Britton came to the Orioles from his high school in Texas, a third round pick all the way back in 2006. He had been around for so long that he was here even before Andy MacPhail came around. His first professional pitches were thrown for the rookie-level Bluefield Orioles, which have not existed since 2010.
After about a year and a half, Britton really started to gain notice as a pitching prospect with solid performance first at Delmarva and then at Frederick. It was enough that, prior to the 2010 season, he started showing up towards the bottom of top 100 prospect lists. A strong 2010 season at Bowie and Norfolk bumped him up even higher before 2011, where Britton was as high as #17 on the Baseball Prospectus list.
That promise led to an MLB debut in April of that season, despite the O’s having spent all of spring training swearing that there was no way they could call up Britton so soon. One injury to Brian Matusz and that was out the window and Britton, at age 23, was thrust into the rotation.
Yet as we know, the path to success for that era of young O’s pitcher was a fraught one, if success was ever reached at all. Britton found that success with the O’s three years later when they decided to move him to the bullpen, and it turns out this was where he was meant to be. Freed from having to pitch six innings and face the same hitters three times a game, he could just throw his sinker and throw it well and no one could do much of anything about it.
The three-year stretch that began with that 2014 conversion to the bullpen are nothing short of incredible, the kind of thing that we may never be fortunate enough to see again from a late-inning Orioles reliever. In that time, Britton pitched in 204 games and collected a save in 120 of these, with a combined 1.38 ERA and 0.909 WHIP. You could put in Britton and the game would be won soon with no drama. That’s just how it was.

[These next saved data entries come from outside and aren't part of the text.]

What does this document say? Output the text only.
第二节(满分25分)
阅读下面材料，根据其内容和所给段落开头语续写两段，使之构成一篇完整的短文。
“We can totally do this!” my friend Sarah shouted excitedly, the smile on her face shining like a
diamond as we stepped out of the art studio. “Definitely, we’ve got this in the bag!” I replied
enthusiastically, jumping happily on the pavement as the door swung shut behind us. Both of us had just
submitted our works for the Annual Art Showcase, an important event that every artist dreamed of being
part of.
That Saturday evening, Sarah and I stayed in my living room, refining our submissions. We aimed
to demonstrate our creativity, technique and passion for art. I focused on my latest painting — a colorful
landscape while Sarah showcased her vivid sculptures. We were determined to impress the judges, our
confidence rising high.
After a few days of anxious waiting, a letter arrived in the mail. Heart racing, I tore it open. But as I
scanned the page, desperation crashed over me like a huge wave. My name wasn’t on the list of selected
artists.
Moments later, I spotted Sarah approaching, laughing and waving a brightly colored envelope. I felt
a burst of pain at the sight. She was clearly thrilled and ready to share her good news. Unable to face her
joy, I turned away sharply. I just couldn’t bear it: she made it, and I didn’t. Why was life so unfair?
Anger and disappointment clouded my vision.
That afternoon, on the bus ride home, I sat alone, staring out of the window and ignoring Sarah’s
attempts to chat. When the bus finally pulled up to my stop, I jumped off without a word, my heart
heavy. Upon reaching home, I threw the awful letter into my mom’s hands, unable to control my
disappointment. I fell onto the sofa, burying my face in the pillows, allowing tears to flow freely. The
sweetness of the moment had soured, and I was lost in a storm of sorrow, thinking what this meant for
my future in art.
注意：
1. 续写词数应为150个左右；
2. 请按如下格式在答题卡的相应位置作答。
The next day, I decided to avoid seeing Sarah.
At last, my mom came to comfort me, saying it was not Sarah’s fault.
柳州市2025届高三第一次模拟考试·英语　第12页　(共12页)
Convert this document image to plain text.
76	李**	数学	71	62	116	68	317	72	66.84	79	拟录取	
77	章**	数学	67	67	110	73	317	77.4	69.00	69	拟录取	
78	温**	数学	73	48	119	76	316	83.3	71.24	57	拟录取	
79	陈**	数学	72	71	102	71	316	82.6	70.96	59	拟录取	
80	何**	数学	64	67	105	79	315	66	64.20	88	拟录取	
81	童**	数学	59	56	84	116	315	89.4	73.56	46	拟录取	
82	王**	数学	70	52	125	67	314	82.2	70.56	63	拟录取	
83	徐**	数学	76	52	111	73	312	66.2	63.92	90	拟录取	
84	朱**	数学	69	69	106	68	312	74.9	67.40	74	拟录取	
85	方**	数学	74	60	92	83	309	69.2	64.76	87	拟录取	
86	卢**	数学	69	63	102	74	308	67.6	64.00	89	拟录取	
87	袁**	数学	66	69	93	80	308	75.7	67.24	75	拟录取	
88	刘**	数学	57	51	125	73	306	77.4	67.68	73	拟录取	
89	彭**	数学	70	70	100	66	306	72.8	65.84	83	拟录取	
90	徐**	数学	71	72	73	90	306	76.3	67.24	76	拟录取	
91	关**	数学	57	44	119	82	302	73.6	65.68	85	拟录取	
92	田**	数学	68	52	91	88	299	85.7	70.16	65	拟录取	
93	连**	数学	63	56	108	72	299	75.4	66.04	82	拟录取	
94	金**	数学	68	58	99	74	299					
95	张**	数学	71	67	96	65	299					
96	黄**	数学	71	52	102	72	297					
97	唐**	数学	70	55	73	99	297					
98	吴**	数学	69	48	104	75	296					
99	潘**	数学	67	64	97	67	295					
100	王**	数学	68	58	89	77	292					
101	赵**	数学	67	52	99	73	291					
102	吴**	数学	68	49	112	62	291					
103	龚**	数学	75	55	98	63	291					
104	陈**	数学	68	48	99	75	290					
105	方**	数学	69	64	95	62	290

This was never more apparent than in the 2016 season when Britton posted a perfect 47-for-47 in save chances. That just doesn’t happen! Bad luck, one bad night, some kind of misfortune will strike even the best closers. Almost 30% of batters struck out against him that year, and of the ones who did put the ball in play, it went on the ground 80% of the time. The only blemish that year was the time that the Orioles rather infamously did not ask him to pitch.
Do you have a particular favorite Britton memory? Out of all of his 139 saves as an Oriole, second-most in club history, it’s one from the playoffs that doesn’t even count in his total that I remember the most:
Buck Showalter ordered the intentional walk right before this that put the tying run on base and the go-ahead run at the plate, then said Britton would throw a double-play and the Orioles would clinch the series. That’s exactly what happened! Buck was a prophet that night. And so the Orioles swept the Tigers in three games where the Tigers starters had all won Cy Youngs: Max Scherzer, Justin Verlander, David Price.
Maybe all of that would have happened without Britton out there in the bullpen, but in a series marked by the meltdowns of the Tigers bullpen, it’s huge that the O’s had a near-flawless closer to lock it down. If some jabroni had blown the game after the Delmon Young double in Game 2, it would not be remembered nearly so fondly. Britton retired the Tigers 1-2-3 and locked in that legend.
Britton was drafted. He pitched. He will always be Birdland. Of the 2014 AL East-winning Orioles, just seven players remain. Of the 2012 wild card squad, for which Britton also pitched, there are only four players left.
I close by borrowing from Jack Black and AC/DC, which played as Britton warmed up in recent years: We roll tonight to the guitar bite! And for those who have rocked, we salute you.